Mourir seul en payant cher, ou apprendre ensemble à des coûts abordables ?

Le Dr David Bosshart, analyste des tendances et PDG de l’institut Gottlieb Duttweiler (GDI), inaugurera le Symposium fmc 2018 le 13 juin au Kursaal de Berne. Il encourage le secteur de la santé à aller vers une volonté de changement plus forte et table sur la richesse des données comme base pour « un apprentissage commun en temps réel ». Selon lui, les robots soigneurs sont une bénédiction, y compris pour les soins palliatifs.

M. Bosshart, dans votre livre « Age of less », vous plaidez pour davantage de modération. Qui devrait être plus modéré dans le domaine de la santé et des maladies ?

David Bosshart : À terme, il s’agit pour le patient d’acquérir ou de retrouver son autonomie et sa responsabilité personnelle. L’inconvénient de la professionnalisation et de la spécialisation toujours en cours réside dans la perte insidieuse du bon sens et de la capacité de jugement. Dans l’abondance élevée, presque absurde, dans laquelle nous vivons en Suisse, nous nous considérons souvent comme « malades ». Les malades permettent de générer des revenus, tandis que les initiatives en faveur de la prévention sont trop peu nombreuses. La première question que nous devons nous poser ne devrait pas être de comment mieux encadrer les personnes atteintes de démence, mais de savoir ce que nous devons faire pour ne plus rencontrer cette situation à l’avenir. Nous devons donc briser la logistique actuelle selon laquelle, dans cette dépendance croissante au système de santé, les personnes vieillissantes se précipitent automatiquement d’un expert à l’autre. Ce n’est en aucun cas une situation viable sur le long terme : nous optimisons ce qui l’est déjà et nous gérons donc les effets secondaires coûteux de nos activités, au lieu de nous attaquer aux causes.

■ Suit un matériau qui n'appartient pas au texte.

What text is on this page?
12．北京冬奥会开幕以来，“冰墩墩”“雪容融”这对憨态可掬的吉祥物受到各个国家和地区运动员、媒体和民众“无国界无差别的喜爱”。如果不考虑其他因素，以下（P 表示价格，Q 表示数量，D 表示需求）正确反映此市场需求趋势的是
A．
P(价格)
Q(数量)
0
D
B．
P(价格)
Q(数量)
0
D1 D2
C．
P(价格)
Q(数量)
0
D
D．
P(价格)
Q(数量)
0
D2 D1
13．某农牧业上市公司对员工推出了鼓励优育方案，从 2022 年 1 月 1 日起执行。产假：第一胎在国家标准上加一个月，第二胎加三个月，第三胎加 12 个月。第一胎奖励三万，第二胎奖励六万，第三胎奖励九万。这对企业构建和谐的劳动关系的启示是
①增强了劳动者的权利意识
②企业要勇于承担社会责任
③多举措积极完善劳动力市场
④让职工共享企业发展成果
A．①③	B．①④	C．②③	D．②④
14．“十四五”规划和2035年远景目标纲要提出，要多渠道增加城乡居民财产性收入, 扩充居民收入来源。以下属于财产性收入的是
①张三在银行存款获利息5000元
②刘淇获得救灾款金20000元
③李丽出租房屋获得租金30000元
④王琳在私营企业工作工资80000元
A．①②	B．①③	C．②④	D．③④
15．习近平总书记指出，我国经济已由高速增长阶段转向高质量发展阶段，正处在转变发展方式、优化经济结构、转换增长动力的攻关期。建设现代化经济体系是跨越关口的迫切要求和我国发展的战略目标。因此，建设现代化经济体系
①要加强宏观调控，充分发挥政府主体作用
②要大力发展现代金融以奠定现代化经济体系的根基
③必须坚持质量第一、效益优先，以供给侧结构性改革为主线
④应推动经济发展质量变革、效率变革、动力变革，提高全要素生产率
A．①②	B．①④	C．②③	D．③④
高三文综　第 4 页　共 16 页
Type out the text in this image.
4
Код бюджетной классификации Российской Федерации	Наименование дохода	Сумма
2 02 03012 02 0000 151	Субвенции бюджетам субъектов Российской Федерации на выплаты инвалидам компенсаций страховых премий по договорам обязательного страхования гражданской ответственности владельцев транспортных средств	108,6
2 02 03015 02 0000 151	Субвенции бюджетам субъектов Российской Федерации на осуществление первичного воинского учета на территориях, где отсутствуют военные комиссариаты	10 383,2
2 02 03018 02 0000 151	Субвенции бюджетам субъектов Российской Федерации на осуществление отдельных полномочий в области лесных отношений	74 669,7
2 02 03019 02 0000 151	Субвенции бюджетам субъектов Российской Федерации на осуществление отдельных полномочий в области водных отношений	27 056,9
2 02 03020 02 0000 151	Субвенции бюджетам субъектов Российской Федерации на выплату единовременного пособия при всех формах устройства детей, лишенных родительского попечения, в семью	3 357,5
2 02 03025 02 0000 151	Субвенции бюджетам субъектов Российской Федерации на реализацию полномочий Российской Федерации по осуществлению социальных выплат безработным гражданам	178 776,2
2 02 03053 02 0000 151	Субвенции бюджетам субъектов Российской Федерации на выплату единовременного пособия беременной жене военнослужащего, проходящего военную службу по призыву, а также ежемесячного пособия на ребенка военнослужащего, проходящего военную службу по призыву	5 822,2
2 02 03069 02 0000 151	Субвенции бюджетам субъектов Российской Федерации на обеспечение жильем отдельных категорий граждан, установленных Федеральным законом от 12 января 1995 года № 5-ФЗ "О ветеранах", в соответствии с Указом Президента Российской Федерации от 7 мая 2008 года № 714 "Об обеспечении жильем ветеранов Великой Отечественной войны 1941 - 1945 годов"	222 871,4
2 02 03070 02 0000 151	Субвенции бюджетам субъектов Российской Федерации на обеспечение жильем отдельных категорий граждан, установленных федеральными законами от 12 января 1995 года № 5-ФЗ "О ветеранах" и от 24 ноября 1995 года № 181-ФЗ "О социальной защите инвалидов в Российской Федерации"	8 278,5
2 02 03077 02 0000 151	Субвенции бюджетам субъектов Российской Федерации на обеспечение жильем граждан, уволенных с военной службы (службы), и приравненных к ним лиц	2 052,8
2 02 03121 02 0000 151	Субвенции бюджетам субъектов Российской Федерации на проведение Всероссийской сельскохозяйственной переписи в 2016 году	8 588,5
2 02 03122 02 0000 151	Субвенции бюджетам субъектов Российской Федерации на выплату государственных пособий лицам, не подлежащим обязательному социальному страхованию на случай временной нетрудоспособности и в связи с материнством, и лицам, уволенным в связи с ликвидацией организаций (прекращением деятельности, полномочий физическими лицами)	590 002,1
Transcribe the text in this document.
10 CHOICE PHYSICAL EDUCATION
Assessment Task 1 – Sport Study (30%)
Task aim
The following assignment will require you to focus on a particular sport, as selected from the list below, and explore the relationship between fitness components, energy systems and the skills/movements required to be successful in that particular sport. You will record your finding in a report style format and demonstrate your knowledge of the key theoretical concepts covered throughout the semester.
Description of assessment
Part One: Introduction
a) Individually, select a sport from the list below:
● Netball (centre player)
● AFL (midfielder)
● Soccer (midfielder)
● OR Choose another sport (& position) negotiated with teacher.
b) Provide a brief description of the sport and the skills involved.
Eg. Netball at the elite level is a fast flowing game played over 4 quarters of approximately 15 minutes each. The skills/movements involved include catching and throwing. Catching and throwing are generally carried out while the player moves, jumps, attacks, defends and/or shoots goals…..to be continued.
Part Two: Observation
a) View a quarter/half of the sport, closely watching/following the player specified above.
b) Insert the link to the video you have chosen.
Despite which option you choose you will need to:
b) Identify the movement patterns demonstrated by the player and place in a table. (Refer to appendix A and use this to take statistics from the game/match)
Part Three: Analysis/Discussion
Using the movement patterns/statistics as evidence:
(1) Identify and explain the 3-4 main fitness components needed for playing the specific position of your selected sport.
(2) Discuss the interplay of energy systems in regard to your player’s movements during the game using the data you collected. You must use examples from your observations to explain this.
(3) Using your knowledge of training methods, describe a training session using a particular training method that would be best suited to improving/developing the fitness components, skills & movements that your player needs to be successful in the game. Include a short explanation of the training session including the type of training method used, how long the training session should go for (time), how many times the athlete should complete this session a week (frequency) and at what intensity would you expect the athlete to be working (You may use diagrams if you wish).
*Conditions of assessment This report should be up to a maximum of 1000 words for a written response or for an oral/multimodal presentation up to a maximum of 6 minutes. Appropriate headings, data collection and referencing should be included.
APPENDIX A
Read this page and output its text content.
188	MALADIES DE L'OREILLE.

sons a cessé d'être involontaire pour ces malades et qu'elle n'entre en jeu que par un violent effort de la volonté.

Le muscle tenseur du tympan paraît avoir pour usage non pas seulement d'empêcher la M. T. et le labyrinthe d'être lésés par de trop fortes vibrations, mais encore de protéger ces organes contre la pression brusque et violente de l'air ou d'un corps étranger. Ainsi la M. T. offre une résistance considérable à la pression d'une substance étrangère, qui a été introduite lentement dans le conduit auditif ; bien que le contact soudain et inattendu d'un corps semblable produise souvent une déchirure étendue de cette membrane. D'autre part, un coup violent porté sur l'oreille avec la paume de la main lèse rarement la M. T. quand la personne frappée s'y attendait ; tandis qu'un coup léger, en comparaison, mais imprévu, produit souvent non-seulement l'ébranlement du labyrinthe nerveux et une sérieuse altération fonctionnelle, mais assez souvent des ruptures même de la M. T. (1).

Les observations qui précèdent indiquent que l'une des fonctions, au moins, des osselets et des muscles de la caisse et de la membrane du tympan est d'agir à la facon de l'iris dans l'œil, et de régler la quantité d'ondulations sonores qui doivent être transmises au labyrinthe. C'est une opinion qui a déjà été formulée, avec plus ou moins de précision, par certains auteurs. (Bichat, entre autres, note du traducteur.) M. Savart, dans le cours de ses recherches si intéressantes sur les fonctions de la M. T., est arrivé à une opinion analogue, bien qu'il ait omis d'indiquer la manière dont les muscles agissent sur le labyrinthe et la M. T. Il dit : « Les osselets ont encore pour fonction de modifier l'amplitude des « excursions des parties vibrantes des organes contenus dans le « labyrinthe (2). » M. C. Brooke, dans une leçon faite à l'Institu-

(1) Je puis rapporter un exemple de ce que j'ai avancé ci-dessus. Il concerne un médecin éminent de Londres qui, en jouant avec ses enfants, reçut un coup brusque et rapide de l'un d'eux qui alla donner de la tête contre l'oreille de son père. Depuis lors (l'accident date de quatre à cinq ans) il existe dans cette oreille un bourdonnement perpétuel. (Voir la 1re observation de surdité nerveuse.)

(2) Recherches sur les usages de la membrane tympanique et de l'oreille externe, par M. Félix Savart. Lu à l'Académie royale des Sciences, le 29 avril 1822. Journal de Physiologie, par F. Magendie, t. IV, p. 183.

Y-a-t-il tout de même quelque chose qui vous étonne ou vous surprend au sein du secteur de la santé suisse ?

Non, rien du tout. Dans le secteur de la santé, tout se déroule d’une manière typiquement suisse : les exigences en matière de qualité sont très élevées et presque tout fonctionne encore relativement bien par rapport à d’autres pays. Ce n’est pas satisfaisant, mais de nombreuses personnes s’en contentent. On peste et on incrimine arbitrairement ou dans son propre intérêt certains aspects du système, sans rien faire pour changer les choses. En outre, une imbrication complexe des responsabilités entre également en compte. L’inconvénient de nos structures démocratiques, qui sont en principe excellentes, réside dans le fait que personne n’est vraiment responsable de quoi que ce soit. La question décisive est de savoir quelles sont nos ambitions en termes de changement. Des soins corrects très lents et toujours plus chers ne suffisent pas à légitimer notre système alors que nous avons la possibilité d’aller vers de meilleurs soins plus rapides et moins chers.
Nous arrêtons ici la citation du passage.